Created 06-15-2017 04:14 PM
Hi all,
We have multiple tables that need to be combined into a single table using left joins. There are many one to many relationships. Naturally - after the first join the subsequent join will produce duplicate rows. The end result is a massive table with mostly duplicates.
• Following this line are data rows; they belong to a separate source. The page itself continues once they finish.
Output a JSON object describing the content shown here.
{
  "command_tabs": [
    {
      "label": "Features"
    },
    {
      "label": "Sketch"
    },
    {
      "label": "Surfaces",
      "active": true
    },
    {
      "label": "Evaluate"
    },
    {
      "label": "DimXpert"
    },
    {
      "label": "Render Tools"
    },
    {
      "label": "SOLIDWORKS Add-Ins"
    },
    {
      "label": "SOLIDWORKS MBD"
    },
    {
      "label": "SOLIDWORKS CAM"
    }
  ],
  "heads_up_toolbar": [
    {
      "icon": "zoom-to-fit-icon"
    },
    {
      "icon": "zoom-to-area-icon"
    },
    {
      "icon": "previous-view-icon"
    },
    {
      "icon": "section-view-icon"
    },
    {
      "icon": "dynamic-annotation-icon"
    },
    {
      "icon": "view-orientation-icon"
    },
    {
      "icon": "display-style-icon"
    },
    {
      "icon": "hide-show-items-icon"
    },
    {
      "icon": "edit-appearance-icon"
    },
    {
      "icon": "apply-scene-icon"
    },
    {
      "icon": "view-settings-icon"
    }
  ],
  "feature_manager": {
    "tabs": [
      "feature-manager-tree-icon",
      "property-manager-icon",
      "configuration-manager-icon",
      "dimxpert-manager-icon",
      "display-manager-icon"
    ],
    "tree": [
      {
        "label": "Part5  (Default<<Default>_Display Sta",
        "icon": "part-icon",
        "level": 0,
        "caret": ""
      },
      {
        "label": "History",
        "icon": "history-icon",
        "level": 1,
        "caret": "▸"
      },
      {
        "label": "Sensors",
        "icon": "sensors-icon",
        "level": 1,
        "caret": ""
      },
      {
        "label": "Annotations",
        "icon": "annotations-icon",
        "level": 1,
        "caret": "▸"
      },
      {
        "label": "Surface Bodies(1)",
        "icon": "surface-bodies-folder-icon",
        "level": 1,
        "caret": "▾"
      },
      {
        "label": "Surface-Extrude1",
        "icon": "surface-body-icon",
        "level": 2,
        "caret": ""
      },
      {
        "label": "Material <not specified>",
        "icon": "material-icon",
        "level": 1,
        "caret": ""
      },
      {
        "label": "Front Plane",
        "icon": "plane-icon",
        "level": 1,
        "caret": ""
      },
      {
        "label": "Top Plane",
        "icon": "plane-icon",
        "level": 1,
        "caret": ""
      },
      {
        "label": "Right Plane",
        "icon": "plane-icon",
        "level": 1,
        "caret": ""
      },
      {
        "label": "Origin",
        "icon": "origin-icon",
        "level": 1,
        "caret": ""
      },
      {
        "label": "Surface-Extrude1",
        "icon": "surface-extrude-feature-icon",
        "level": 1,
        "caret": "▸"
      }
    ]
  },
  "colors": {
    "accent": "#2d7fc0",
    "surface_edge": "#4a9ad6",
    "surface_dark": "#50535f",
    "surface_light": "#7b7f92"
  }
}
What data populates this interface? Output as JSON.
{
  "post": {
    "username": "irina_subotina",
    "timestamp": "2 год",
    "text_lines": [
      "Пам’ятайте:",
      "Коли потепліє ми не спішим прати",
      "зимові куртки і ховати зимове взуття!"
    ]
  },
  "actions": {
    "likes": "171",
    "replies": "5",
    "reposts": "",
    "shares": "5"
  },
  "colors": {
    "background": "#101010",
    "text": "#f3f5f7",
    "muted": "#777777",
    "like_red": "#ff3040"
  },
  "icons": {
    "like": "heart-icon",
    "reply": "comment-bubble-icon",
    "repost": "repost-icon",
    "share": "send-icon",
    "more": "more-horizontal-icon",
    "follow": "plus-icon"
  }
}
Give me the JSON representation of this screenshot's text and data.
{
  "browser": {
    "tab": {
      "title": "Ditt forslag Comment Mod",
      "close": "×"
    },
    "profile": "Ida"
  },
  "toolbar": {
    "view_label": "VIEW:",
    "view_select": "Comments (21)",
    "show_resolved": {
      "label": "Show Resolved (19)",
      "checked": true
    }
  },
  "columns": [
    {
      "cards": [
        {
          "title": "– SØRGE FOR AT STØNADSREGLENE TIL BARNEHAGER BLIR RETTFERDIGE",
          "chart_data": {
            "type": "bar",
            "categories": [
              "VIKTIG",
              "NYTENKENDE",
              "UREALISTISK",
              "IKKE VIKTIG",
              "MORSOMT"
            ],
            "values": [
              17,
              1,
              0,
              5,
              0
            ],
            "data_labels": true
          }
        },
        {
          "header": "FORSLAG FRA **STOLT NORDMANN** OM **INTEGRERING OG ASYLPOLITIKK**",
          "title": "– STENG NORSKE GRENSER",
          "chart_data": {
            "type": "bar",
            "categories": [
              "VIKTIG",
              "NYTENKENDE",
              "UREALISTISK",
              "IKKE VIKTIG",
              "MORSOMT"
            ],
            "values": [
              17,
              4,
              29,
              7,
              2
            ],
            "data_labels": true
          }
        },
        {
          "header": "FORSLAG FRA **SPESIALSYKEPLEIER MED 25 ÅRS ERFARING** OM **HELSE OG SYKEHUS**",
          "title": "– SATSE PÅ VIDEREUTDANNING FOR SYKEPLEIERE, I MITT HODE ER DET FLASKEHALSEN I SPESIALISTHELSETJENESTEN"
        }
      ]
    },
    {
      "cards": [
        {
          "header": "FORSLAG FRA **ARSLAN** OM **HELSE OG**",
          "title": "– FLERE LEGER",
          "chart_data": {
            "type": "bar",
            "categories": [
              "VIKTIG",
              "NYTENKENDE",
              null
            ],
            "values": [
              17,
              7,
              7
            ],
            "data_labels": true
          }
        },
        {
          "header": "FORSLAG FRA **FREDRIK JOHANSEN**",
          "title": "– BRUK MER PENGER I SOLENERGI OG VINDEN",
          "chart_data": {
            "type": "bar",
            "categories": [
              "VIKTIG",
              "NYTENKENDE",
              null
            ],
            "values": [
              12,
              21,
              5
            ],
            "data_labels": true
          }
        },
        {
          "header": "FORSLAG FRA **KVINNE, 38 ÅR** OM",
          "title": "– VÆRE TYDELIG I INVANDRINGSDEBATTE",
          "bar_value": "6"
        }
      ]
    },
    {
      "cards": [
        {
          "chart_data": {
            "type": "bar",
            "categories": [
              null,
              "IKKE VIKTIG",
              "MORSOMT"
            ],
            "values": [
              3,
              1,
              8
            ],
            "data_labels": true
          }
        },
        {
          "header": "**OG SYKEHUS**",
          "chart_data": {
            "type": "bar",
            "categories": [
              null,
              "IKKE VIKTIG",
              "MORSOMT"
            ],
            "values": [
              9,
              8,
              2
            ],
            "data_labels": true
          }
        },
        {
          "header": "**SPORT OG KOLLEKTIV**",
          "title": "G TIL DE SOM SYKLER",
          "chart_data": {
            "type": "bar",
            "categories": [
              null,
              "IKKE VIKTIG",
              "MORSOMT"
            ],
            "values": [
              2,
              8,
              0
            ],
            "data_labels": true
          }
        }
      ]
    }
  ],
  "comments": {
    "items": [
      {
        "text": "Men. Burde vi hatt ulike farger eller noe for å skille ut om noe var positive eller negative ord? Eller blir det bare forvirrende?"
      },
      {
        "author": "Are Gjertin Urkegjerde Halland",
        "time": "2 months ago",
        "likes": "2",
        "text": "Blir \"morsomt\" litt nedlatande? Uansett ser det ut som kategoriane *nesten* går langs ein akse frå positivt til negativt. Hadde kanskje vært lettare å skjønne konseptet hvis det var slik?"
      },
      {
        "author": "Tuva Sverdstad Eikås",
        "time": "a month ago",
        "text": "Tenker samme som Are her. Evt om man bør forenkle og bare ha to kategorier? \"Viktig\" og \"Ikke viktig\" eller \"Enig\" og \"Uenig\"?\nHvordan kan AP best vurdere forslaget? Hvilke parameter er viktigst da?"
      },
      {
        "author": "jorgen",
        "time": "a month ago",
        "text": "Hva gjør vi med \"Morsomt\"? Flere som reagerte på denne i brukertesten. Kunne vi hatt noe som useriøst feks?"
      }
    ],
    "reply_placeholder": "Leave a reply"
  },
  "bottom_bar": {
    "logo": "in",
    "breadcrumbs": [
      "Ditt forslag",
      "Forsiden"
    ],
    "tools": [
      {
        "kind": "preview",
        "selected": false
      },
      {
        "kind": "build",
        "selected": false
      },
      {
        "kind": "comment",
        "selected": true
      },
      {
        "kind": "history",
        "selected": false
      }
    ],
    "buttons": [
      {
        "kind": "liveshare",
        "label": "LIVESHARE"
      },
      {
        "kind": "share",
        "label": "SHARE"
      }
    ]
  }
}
I understand these can be removed easily in 2 ways. 1. doing a insert overwrite and selecting distinct rows. 2. group by on all final columns.
Which of these is the optimal option?
Is there a pattern in Hive that will allow adding in additional tables and removing duplicates per table (instead of all in the end)...
Thanks in advance.
Created 06-16-2017 12:14 PM
Hi @Sonny Heer,
So what I understand from your query is you've got multiple tables say A,B,C,D,etc and your selecting a query joining on A left join B left join C , etc and there are Multiple entries in table B,C,D for the Key matching with A.
If this is the case, What I would suggest you is to use Windowing function.
Select A.a,B.b,C,c from A left join (Select * from ( Select B.b,B.key,ROW_NUMBER() OVER (partition by key) AS row_num from B) where row_num=1) B on A.key = B.key and so on..
Try this out and let me know if it was helpful.
Cheers,
Sagar
Created 06-20-2017 06:25 AM
I think you can do that.
Instead of this:
Select B.b,B.key,ROW_NUMBER() OVER (partition by key) AS row_num from B)where row_num=1
You can use
Select B.b,B.key,ROW_NUMBER() OVER (count by key) AS row_num from B)where row_num=1
Though I am not very sure, but Hive documentation says you can use standard aggregate in Over function. Check the link below:
Cheers,
Sagar
Created 06-20-2017 02:45 PM
That doesn't seem to work. based on doc it shows below, but that also requires a group by. I might be missing something.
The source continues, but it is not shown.